A Keyword-based Video Summarization Learning Platform with Multimodal Surrogates

Wen-Hsuan Chang

Graduate Institute of Network Learning

Technology National Central University

Jhongli City, Taiwan [email protected]

Jie-Chi Yang Graduate Institute of Network Learning

Technology National Central University

Jhongli City, Taiwan [email protected]

Yu-Chieh Wu Dept. of Communications and

Management Ming Chuan University

Taipei City, Taiwan [email protected]

Abstract—In general, video-based learning contains rich media information, but displaying an entire video linearly is time-consuming. As an alternative, video summarization techniques extract important content provides short but informative fragments. In this paper, a video learning platform (KVSUM: Keyword-based Video Summarization) is presented that integrates image processing, text summarization, and keyword extraction techniques. Without human annotators, the learning platform can process an input video and transform it into online learning materials automatically. The video frames are first split from a given video while the transcription is used to generate the text summary and keywords. In the current study, the video surrogates are composed of extracted keywords, text and video summaries, and video frames. In other words, KVSUM is able to provide both visual and verbal surrogates. In order to validate the effect of surrogates in the KVSUM, a comparison with another video surrogate, the fast forward (FF), to evaluate learners’ comprehension to video contents. Sixty undergraduate students took part in examining two different video surrogates. The experimental results show that KVSUM had a more positive effect than FF in comprehension to videos. In terms of system usage and satisfaction, KVSUM is significantly more attractive than FF to learners.

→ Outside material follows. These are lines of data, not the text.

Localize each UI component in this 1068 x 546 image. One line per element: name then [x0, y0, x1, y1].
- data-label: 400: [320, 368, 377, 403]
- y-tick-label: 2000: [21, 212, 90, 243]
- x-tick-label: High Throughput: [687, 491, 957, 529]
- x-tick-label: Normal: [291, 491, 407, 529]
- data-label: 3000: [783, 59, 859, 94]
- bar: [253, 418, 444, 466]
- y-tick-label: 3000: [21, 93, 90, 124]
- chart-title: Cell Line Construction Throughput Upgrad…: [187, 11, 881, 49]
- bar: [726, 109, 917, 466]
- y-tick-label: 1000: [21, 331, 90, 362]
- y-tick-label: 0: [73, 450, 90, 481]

Keywords- video summarization; video surrogate; keyword cloud; multimedia learning; video-based learning

I. INTRODUCTION With the rapid development of the Internet, multimedia

learning has become one of the most popular delivery methods in education. Multimedia instruction refers to the presentation of material combines verbal and visual representations [1]. Following dual-coding theory, combining verbal and visual information is better than pure text or single visual learning. Therefore, multimedia instruction is considered as an effective complementary resource intended to promote learning. Thus, video is one of the most typical types of multimedia learning containing various media types, for example, text, image, motions, objects, speech, and sound [2]. While large video resources are persistently produced, a good video summarization technique is imperative for users to facilitate the searching and viewing of suitable videos.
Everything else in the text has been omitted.